ModelMap: A Model-Based Multi-Domain Application Framework for Centralized Automotive Systems

  • Soham Sinha
  • Anam Farrukh
  • Richard West

This paper presents ModelMap, a model-based multi-domain application development framework for DriveOS, our in-house centralized vehicle management software system. DriveOS runs on multicore x86 machines and uses hardware virtualization to host isolated RTOS and Linux guest OS sandboxes. In this work, we design Simulink interfaces for model-based vehicle control function development across multiple sandboxed domains in DriveOS. ModelMap provides abstractions to: (1) automatically generate periodic tasks bound to threads in different OS domains, (2) establish cross-domain synchronous and asynchronous communication interfaces, and (3) handle USB-based CAN I/O in Simulink. We introduce the concept of a nested binary, for the deployment of ELF binary executable code in different sandboxed domains. We demonstrate ModelMap using a combination of synthetic benchmarks, and experiments with Simulink models of a CAN Gateway and HVAC service running on an electric car. ModelMap eases the development of applications, which are shown to achieve industry-target performance using a multicore hardware platform in DriveOS.

INDENT: Incremental Online Decision Tree Training for Domain-Specific Systems-on-Chip

  • Anish Krishnakumar
  • Radu Marculescu
  • Umit Ogras

The performance and energy efficiency potential of heterogeneous architectures has fueled domain-specific systems-on-chip (DSSoCs) that integrate general-purpose and domain-specialized hardware accelerators. Decision trees (DTs) perform high-quality, low-latency task scheduling to utilize the massive parallelism and heterogeneity in DSSoCs effectively. However, offline trained DT scheduling policies can quickly become ineffective when applications or hardware configurations change. There is a critical need for runtime techniques to train DTs incrementally without sacrificing accuracy since current training approaches have large memory and computational power requirements. To address this need, we propose INDENT, an incremental online DT framework to update the scheduling policy and adapt it to unseen scenarios. INDENT updates DT schedulers at runtime using only 1–8% of the original training data embedded during training. Thorough evaluations with hardware platforms and DSSoC simulators demonstrate that INDENT performs within 5% of a DT trained from scratch using the entire dataset and outperforms current state-of-the-art approaches.

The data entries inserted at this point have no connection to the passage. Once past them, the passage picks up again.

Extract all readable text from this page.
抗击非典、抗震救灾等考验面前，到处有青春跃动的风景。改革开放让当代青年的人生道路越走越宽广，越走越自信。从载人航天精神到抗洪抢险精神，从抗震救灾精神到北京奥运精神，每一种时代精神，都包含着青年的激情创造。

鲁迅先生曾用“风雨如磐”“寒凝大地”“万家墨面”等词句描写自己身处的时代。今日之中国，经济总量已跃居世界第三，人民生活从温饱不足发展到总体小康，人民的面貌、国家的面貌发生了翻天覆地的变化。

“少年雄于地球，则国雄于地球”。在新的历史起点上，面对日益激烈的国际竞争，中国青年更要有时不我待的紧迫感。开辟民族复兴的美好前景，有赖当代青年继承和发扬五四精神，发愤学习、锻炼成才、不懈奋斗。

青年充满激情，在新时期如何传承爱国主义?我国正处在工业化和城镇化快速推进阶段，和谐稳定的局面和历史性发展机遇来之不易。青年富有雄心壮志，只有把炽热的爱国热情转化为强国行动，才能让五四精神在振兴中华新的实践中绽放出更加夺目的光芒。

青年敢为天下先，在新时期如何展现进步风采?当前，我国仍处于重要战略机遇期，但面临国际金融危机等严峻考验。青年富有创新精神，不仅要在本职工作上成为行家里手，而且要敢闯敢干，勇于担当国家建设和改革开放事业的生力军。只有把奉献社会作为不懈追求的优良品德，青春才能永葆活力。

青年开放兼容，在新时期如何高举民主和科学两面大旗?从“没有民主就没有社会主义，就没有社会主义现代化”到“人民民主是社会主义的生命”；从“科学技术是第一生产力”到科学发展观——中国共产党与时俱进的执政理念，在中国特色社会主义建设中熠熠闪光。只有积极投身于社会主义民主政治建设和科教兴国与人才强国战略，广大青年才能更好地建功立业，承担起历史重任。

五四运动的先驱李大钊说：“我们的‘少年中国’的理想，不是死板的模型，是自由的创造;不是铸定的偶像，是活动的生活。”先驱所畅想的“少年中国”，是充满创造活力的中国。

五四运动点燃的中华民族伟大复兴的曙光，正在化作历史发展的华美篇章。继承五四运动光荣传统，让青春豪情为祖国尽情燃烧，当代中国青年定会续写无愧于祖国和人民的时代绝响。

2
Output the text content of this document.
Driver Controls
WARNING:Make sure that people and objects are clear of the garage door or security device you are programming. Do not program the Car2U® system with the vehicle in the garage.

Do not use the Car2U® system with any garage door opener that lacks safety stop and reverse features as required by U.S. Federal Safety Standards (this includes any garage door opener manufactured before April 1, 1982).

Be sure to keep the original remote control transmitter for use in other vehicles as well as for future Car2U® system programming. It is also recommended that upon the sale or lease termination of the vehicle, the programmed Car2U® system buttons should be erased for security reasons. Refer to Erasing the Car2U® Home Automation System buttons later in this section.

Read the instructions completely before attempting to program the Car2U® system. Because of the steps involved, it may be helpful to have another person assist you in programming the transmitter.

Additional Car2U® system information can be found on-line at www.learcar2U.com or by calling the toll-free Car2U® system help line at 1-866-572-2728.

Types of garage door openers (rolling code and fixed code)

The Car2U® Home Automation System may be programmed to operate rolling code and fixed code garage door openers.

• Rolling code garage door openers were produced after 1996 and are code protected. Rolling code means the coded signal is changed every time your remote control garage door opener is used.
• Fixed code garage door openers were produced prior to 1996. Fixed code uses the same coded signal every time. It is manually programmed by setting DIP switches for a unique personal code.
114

SGIRR: Sparse Graph Index Remapping for ReRAM Crossbar Operation Unit and Power Optimization

  • Cheng-Yuan Wang
  • Yao-Wen Chang
  • Yuan-Hao Chang

Resistive Random Access Memory (ReRAM) Crossbars are a promising process-in-memory technology to reduce enormous data movement overheads of large-scale graph processing between computation and memory units. ReRAM cells can combine with crossbar arrays to effectively accelerate graph processing, and partitioning ReRAM crossbar arrays into Operation Units (OUs) can further improve computation accuracy of ReRAM crossbars. The operation unit utilization was not optimized in previous work, incurring extra cost. This paper proposes a two-stage algorithm with a crossbar OU-aware scheme for sparse graph index remapping for ReRAM (SGIRR) crossbars, mitigating the influence of graph sparsity. In particular, this paper is the first to consider the given operation unit size with the remapping index algorithm, optimizing the operation unit and power dissipation. Experimental results show that our proposed algorithm reduces the utilization of crossbar OUs by 31.4%, improves the total OU block usage by 10.6%, and saves energy consumption by 17.2%, on average.